A disparate impact claim may be pursued when a policy that appears to be objective or neutral leads to results that disproportionately affect a protected group. For instance, the cases involving subprime lenders challenged seemingly neutral policies that in actuality caused African American and Hispanic borrowers to pay significantly more for their loans than comparable white borrowers.

The brief argues that “not all adverse housing outcomes, or all causes of residential segregation, can be remedied through litigation. But enforcement actions under FHA and similar state laws are critical to combating discrimination and its pernicious effects.

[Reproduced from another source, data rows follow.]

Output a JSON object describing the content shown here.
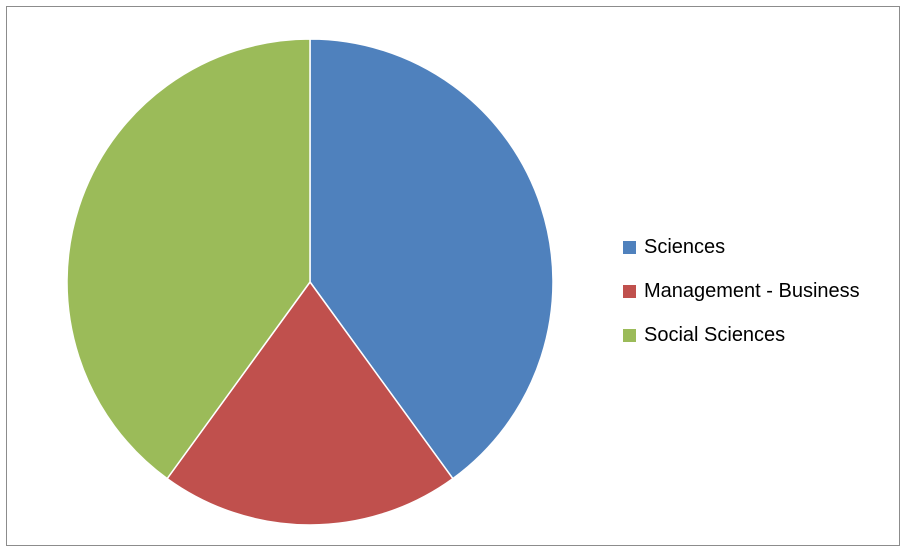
{
  "chart_data": {
    "type": "pie",
    "title": "",
    "start_angle_deg": 0,
    "direction": "clockwise",
    "slices": [
      {
        "label": "Sciences",
        "value": 40,
        "color": "#4F81BD"
      },
      {
        "label": "Management - Business",
        "value": 20,
        "color": "#C0504D"
      },
      {
        "label": "Social Sciences",
        "value": 40,
        "color": "#9BBB59"
      }
    ],
    "legend": {
      "placement": "right"
    },
    "slice_border_color": "#ffffff"
  }
}
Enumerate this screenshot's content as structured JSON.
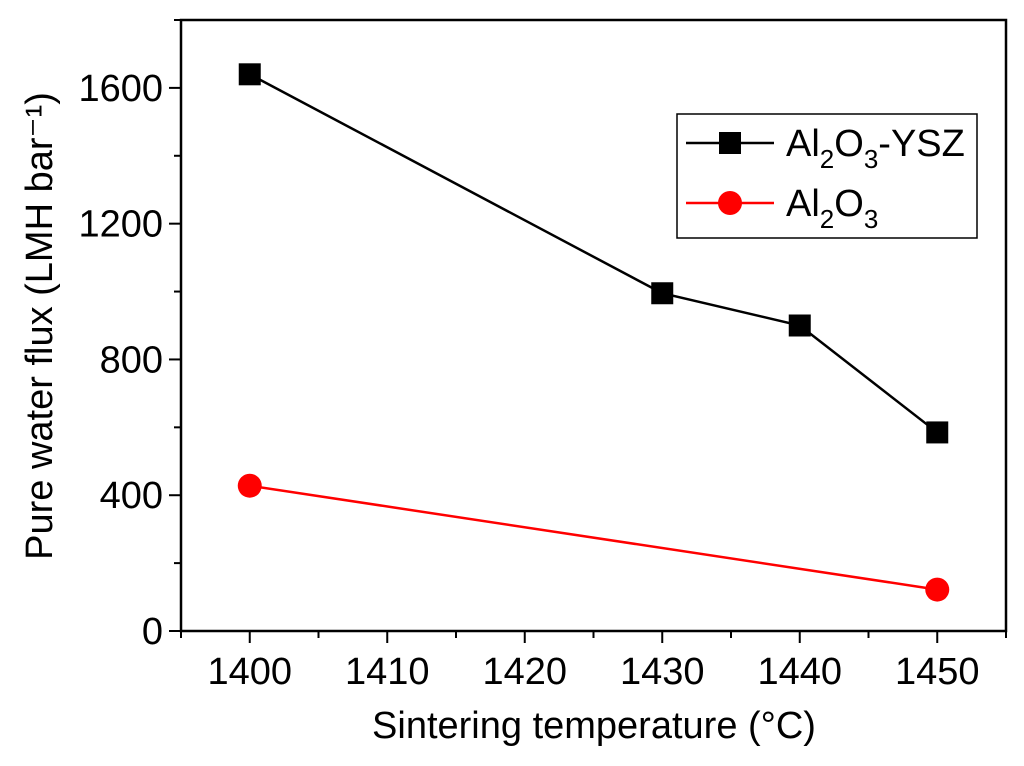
{
  "chart_data": {
    "type": "line",
    "title": "",
    "xlabel": "Sintering temperature (°C)",
    "ylabel": "Pure water flux (LMH bar⁻¹)",
    "xlim": [
      1395,
      1455
    ],
    "ylim": [
      0,
      1800
    ],
    "xticks": [
      1400,
      1410,
      1420,
      1430,
      1440,
      1450
    ],
    "yticks": [
      0,
      400,
      800,
      1200,
      1600
    ],
    "grid": false,
    "legend_position": "top-right",
    "series": [
      {
        "name": "Al2O3-YSZ",
        "legend_parts": [
          "Al",
          "2",
          "O",
          "3",
          "-YSZ"
        ],
        "color": "#000000",
        "marker": "square",
        "x": [
          1400,
          1430,
          1440,
          1450
        ],
        "y": [
          1640,
          995,
          900,
          585
        ]
      },
      {
        "name": "Al2O3",
        "legend_parts": [
          "Al",
          "2",
          "O",
          "3"
        ],
        "color": "#ff0000",
        "marker": "circle",
        "x": [
          1400,
          1450
        ],
        "y": [
          428,
          122
        ]
      }
    ]
  }
}
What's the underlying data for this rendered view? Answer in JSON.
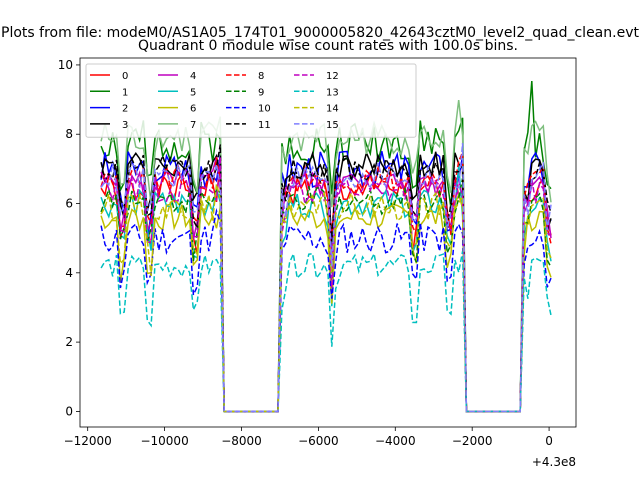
{
  "figure": {
    "suptitle": "Plots from file: modeM0/AS1A05_174T01_9000005820_42643cztM0_level2_quad_clean.evt",
    "title": "Quadrant 0 module wise count rates with 100.0s bins.",
    "x_offset_label": "+4.3e8"
  },
  "chart_data": {
    "type": "line",
    "title": "Quadrant 0 module wise count rates with 100.0s bins.",
    "xlabel": "",
    "ylabel": "",
    "x_offset": 430000000,
    "xlim": [
      -12200,
      700
    ],
    "ylim": [
      -0.45,
      10.2
    ],
    "x_ticks": [
      -12000,
      -10000,
      -8000,
      -6000,
      -4000,
      -2000,
      0
    ],
    "x_tick_labels": [
      "−12000",
      "−10000",
      "−8000",
      "−6000",
      "−4000",
      "−2000",
      "0"
    ],
    "y_ticks": [
      0,
      2,
      4,
      6,
      8,
      10
    ],
    "y_tick_labels": [
      "0",
      "2",
      "4",
      "6",
      "8",
      "10"
    ],
    "grid": false,
    "legend": {
      "placement": "top-left",
      "columns": 5
    },
    "gaps": [
      [
        -8450,
        -7050
      ],
      [
        -2150,
        -750
      ]
    ],
    "dips": [
      -11100,
      -10400,
      -9200,
      -5650,
      -3500,
      -2600,
      0
    ],
    "x_start": -11650,
    "x_end": 50,
    "x_step": 100,
    "series": [
      {
        "name": "0",
        "color": "#ff0000",
        "dash": "solid",
        "base": 6.4,
        "amp": 0.45,
        "seed": 1
      },
      {
        "name": "1",
        "color": "#008000",
        "dash": "solid",
        "base": 7.8,
        "amp": 0.6,
        "seed": 2
      },
      {
        "name": "2",
        "color": "#0000ff",
        "dash": "solid",
        "base": 7.0,
        "amp": 0.55,
        "seed": 3
      },
      {
        "name": "3",
        "color": "#000000",
        "dash": "solid",
        "base": 7.1,
        "amp": 0.4,
        "seed": 4
      },
      {
        "name": "4",
        "color": "#bf00bf",
        "dash": "solid",
        "base": 6.6,
        "amp": 0.4,
        "seed": 5
      },
      {
        "name": "5",
        "color": "#00bfbf",
        "dash": "solid",
        "base": 6.0,
        "amp": 0.4,
        "seed": 6
      },
      {
        "name": "6",
        "color": "#bfbf00",
        "dash": "solid",
        "base": 5.6,
        "amp": 0.4,
        "seed": 7
      },
      {
        "name": "7",
        "color": "#7fbf7f",
        "dash": "solid",
        "base": 7.9,
        "amp": 0.5,
        "seed": 8
      },
      {
        "name": "8",
        "color": "#ff0000",
        "dash": "dashed",
        "base": 6.7,
        "amp": 0.4,
        "seed": 9
      },
      {
        "name": "9",
        "color": "#008000",
        "dash": "dashed",
        "base": 6.1,
        "amp": 0.4,
        "seed": 10
      },
      {
        "name": "10",
        "color": "#0000ff",
        "dash": "dashed",
        "base": 5.0,
        "amp": 0.45,
        "seed": 11
      },
      {
        "name": "11",
        "color": "#000000",
        "dash": "dashed",
        "base": 7.0,
        "amp": 0.4,
        "seed": 12
      },
      {
        "name": "12",
        "color": "#bf00bf",
        "dash": "dashed",
        "base": 6.4,
        "amp": 0.4,
        "seed": 13
      },
      {
        "name": "13",
        "color": "#00bfbf",
        "dash": "dashed",
        "base": 4.2,
        "amp": 0.35,
        "seed": 14
      },
      {
        "name": "14",
        "color": "#bfbf00",
        "dash": "dashed",
        "base": 5.9,
        "amp": 0.4,
        "seed": 15
      },
      {
        "name": "15",
        "color": "#7f7fff",
        "dash": "dashed",
        "base": 6.8,
        "amp": 0.4,
        "seed": 16
      }
    ]
  }
}
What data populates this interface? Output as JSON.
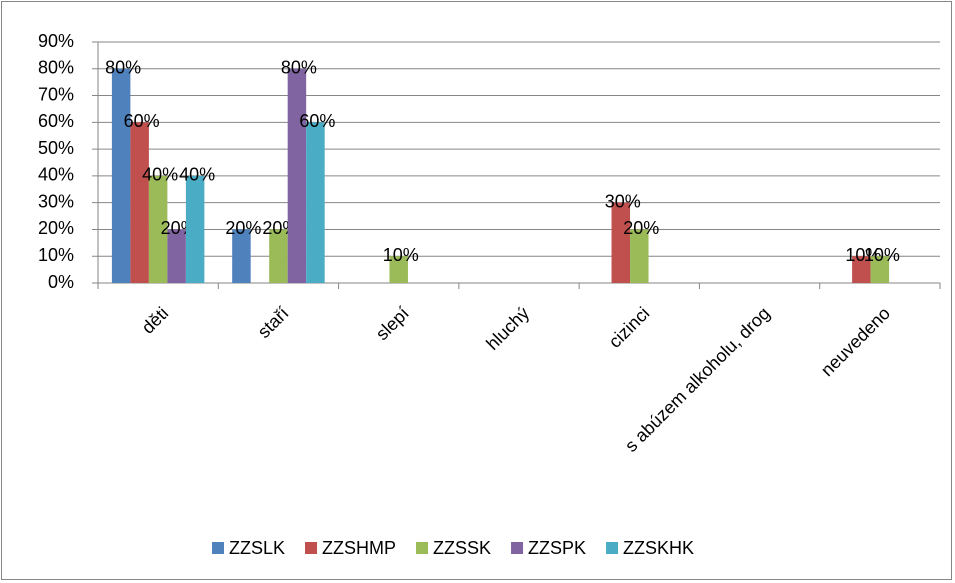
{
  "chart_data": {
    "type": "bar",
    "categories": [
      "děti",
      "staří",
      "slepí",
      "hluchý",
      "cizinci",
      "s abúzem alkoholu, drog",
      "neuvedeno"
    ],
    "series": [
      {
        "name": "ZZSLK",
        "color": "#4f81bd",
        "values": [
          80,
          20,
          0,
          0,
          0,
          0,
          0
        ],
        "value_labels": [
          "80%",
          "20%",
          null,
          null,
          null,
          null,
          null
        ]
      },
      {
        "name": "ZZSHMP",
        "color": "#c0504d",
        "values": [
          60,
          0,
          0,
          0,
          30,
          0,
          10
        ],
        "value_labels": [
          "60%",
          null,
          null,
          null,
          "30%",
          null,
          "10%"
        ]
      },
      {
        "name": "ZZSSK",
        "color": "#9bbb59",
        "values": [
          40,
          20,
          10,
          0,
          20,
          0,
          10
        ],
        "value_labels": [
          "40%",
          "20%",
          "10%",
          null,
          "20%",
          null,
          "10%"
        ]
      },
      {
        "name": "ZZSPK",
        "color": "#8064a2",
        "values": [
          20,
          80,
          0,
          0,
          0,
          0,
          0
        ],
        "value_labels": [
          "20%",
          "80%",
          null,
          null,
          null,
          null,
          null
        ]
      },
      {
        "name": "ZZSKHK",
        "color": "#4bacc6",
        "values": [
          40,
          60,
          0,
          0,
          0,
          0,
          0
        ],
        "value_labels": [
          "40%",
          "60%",
          null,
          null,
          null,
          null,
          null
        ]
      }
    ],
    "ylim": [
      0,
      90
    ],
    "yticks": [
      {
        "value": 0,
        "label": "0%"
      },
      {
        "value": 10,
        "label": "10%"
      },
      {
        "value": 20,
        "label": "20%"
      },
      {
        "value": 30,
        "label": "30%"
      },
      {
        "value": 40,
        "label": "40%"
      },
      {
        "value": 50,
        "label": "50%"
      },
      {
        "value": 60,
        "label": "60%"
      },
      {
        "value": 70,
        "label": "70%"
      },
      {
        "value": 80,
        "label": "80%"
      },
      {
        "value": 90,
        "label": "90%"
      }
    ],
    "grid": true,
    "legend": "bottom"
  }
}
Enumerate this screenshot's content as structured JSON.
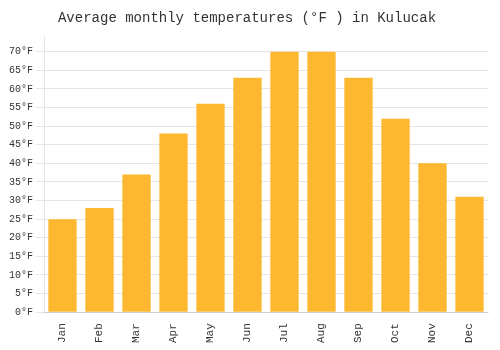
{
  "chart_data": {
    "type": "bar",
    "title": "Average monthly temperatures (°F ) in Kulucak",
    "categories": [
      "Jan",
      "Feb",
      "Mar",
      "Apr",
      "May",
      "Jun",
      "Jul",
      "Aug",
      "Sep",
      "Oct",
      "Nov",
      "Dec"
    ],
    "values": [
      25,
      28,
      37,
      48,
      56,
      63,
      70,
      70,
      63,
      52,
      40,
      31
    ],
    "color": "#FDB830",
    "ylim": [
      0,
      74
    ],
    "yticks": [
      {
        "value": 0,
        "label": "0°F"
      },
      {
        "value": 5,
        "label": "5°F"
      },
      {
        "value": 10,
        "label": "10°F"
      },
      {
        "value": 15,
        "label": "15°F"
      },
      {
        "value": 20,
        "label": "20°F"
      },
      {
        "value": 25,
        "label": "25°F"
      },
      {
        "value": 30,
        "label": "30°F"
      },
      {
        "value": 35,
        "label": "35°F"
      },
      {
        "value": 40,
        "label": "40°F"
      },
      {
        "value": 45,
        "label": "45°F"
      },
      {
        "value": 50,
        "label": "50°F"
      },
      {
        "value": 55,
        "label": "55°F"
      },
      {
        "value": 60,
        "label": "60°F"
      },
      {
        "value": 65,
        "label": "65°F"
      },
      {
        "value": 70,
        "label": "70°F"
      }
    ],
    "grid": true
  }
}
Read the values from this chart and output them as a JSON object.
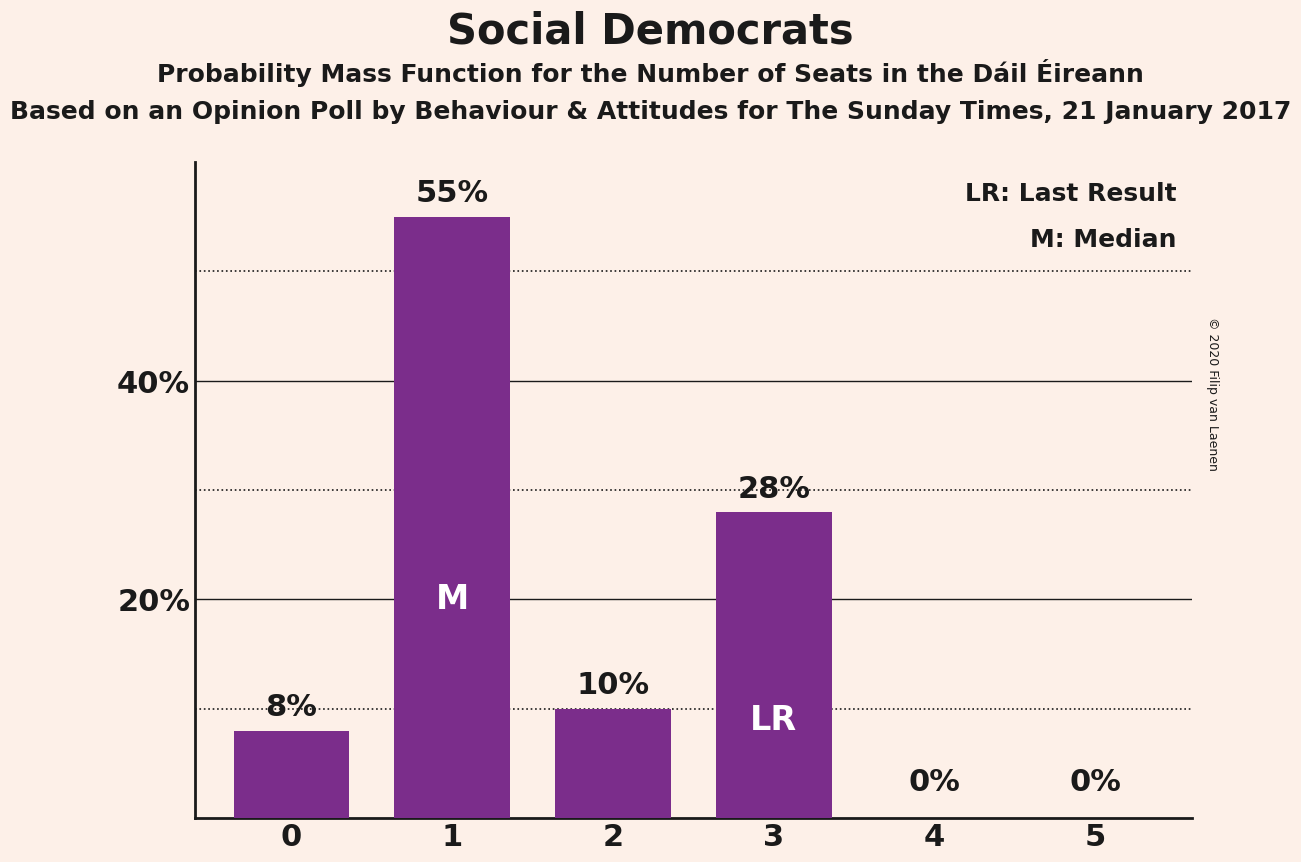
{
  "title": "Social Democrats",
  "subtitle1": "Probability Mass Function for the Number of Seats in the Dáil Éireann",
  "subtitle2": "Based on an Opinion Poll by Behaviour & Attitudes for The Sunday Times, 21 January 2017",
  "copyright": "© 2020 Filip van Laenen",
  "categories": [
    0,
    1,
    2,
    3,
    4,
    5
  ],
  "values": [
    8,
    55,
    10,
    28,
    0,
    0
  ],
  "bar_color": "#7b2d8b",
  "background_color": "#fdf0e8",
  "solid_lines": [
    20,
    40
  ],
  "dotted_lines": [
    10,
    30,
    50
  ],
  "legend_lr": "LR: Last Result",
  "legend_m": "M: Median",
  "ylim": [
    0,
    60
  ],
  "title_fontsize": 30,
  "subtitle1_fontsize": 18,
  "subtitle2_fontsize": 18,
  "tick_fontsize": 22,
  "annotation_fontsize": 22,
  "inside_label_fontsize": 22,
  "legend_fontsize": 18,
  "copyright_fontsize": 9,
  "bar_width": 0.72
}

Disparate impact claims are needed to bridge between the direct forms of discrimination provable through a disparate treatment framework, and more subtle forms of discrimination characterized by concealed and subconscious bias – all of which continue to operate in and shape housing markets.”

The FHA was enacted in 1968 and amended in 1988. It protects individuals from discrimination in the sale and rental of housing, as well as other housing-related transactions, on the basis of race, color, gender, national origin, disability, religion and familial status.

The amicus brief was submitted in the case of Township of Mount Holly v. Mt. Holly Gardens Citizens in Action, Inc., which is scheduled for argument on December 4, 2013. The brief, led by Massachusetts, includes the states of Connecticut, California, Delaware, Hawaii, Illinois, New Mexico, New York, Oregon, Utah, Vermont and Washington.

Solicitor General Gregory T. D’Auria and Assistant Attorney General David Teed are assisting the Attorney General in this matter.